BACK TO DPDP ACT
DPDP Act 2023

Section 11

Right to Access Information About Personal Data

THE STATUTE

Original Text

(1) A Data Principal shall have the right to obtain from the Data Fiduciary — (a) a summary of personal data being processed by the Data Fiduciary and the processing activities undertaken by that Data Fiduciary with respect to such personal data; (b) the identities of all other Data Fiduciaries and Data Processors with whom the personal data has been shared by the Data Fiduciary, along with a description of the personal data so shared; and (c) any other information related to the personal data of such Data Principal and its processing, as may be prescribed. (2) A Data Principal may request, in such manner as may be prescribed, the information referred to in sub-section (1) and every Data Fiduciary shall provide such information to the Data Principal.

Simplified

Section 11 establishes the right to access — the fundamental data subject right that underlies all other rights. Without knowing what data a Data Fiduciary holds and how it is being used, a Data Principal cannot meaningfully exercise their rights to correction, erasure, or withdrawal of consent. Section 11 has three components. First, a summary of data and processing activities: the Data Fiduciary must provide a clear account of what personal data it holds about the Data Principal and what it does with that data — the categories of processing, the purposes, and the legal basis. This is not a requirement to produce every record in its raw form; a 'summary' is specifically what is required, which allows the Data Fiduciary to present the information in a structured, comprehensible way rather than a data dump. Second, identities of third-party Data Fiduciaries and Data Processors: if the Data Fiduciary has shared the Data Principal's personal data with other entities — advertising partners, analytics providers, affiliates, government authorities — it must disclose the identity of those entities and describe what data was shared. This is the supply-chain transparency obligation: it prevents data sharing from being a black box. Third, any other information as may be prescribed: the DPDP Rules may add further disclosure requirements as implementation experience reveals gaps. Comparison with GDPR: GDPR's right of access (Article 15) goes further — it requires providing a copy of the actual personal data, not just a summary. The DPDP Act's 'summary' approach is less burdensome for Data Fiduciaries but gives Data Principals less granular visibility. The timeline for responding to access requests will be specified in the DPDP Rules — expected to align with international standards of 30 days with a possible extension.

Common Queries

Section 11 provides for a 'summary' of personal data and processing activities — not a copy of all raw data. This is less comprehensive than GDPR's right of access (Article 15), which requires an actual copy. What the summary must include in practice will be specified by DPDP Rules.
The Act does not expressly permit fees for access requests. The DPDP Rules may address this. Under GDPR as a comparator, the first copy of information must be provided free of charge. Data Fiduciaries should assume access requests must be answered without charge until Rules specify otherwise.
Section 11(1)(b) requires disclosure of identities of all Data Fiduciaries and Processors with whom personal data has been shared, along with a description of the data. This does include advertising partners and analytics providers — companies with long chains of data sharing will need detailed disclosure registers to fulfil this obligation.
The DPDP Rules will specify the response timeline. Until notified, Data Fiduciaries should use a reasonable standard — 30 days is a common international benchmark. The request must be made in the prescribed manner, which will also be set out in the Rules.

Legal Context

The right to access was absent from the IT Act's SPDI Rules 2011. The Srikrishna Committee's 2018 report and the 2019 Personal Data Protection Bill both included access rights. The DPDP Act's 'summary' formulation is less comprehensive than GDPR's right to receive a copy of data, reflecting a deliberate policy choice to balance transparency against operational burden on Data Fiduciaries.

Key Rules & Provisions

First statutory right to access personal data in India — no equivalent under IT Act SPDI Rules.
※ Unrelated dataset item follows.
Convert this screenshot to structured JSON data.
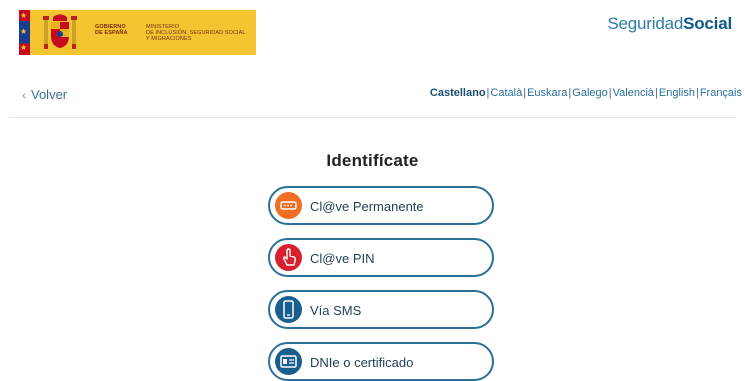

'Summary' of data and processing — not a copy of raw data (less comprehensive than GDPR).

Third-party sharing disclosure — Data Principals can learn who else has their data.
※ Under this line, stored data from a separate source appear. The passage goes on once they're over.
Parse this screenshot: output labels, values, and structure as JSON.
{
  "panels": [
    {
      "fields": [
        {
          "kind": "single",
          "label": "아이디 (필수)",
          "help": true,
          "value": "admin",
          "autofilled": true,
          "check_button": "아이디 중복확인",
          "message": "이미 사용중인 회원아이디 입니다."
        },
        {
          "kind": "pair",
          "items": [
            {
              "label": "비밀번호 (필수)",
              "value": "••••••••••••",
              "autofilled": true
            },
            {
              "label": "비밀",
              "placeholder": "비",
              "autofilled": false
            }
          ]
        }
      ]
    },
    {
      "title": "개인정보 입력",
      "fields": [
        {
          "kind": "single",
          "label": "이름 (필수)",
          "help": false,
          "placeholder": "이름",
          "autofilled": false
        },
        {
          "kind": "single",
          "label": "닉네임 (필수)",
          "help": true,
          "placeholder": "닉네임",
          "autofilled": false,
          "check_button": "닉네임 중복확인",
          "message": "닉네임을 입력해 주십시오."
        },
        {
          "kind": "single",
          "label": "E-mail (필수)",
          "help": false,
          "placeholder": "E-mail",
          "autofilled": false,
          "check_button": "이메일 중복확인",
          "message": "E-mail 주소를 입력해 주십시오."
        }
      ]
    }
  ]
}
DPDP Rules to specify additional information and request procedures.

Related Case Laws

Rajagopal v. State of Tamil Nadu (1994)

(1994) 6 SCC 632
RELEVANCE

The Supreme Court held that an individual has the right to know and control their own personal information — a pre-Puttaswamy articulation of the right of access. Section 11's right to obtain a summary of one's personal data is the statutory operationalisation of this recognised right of informational access.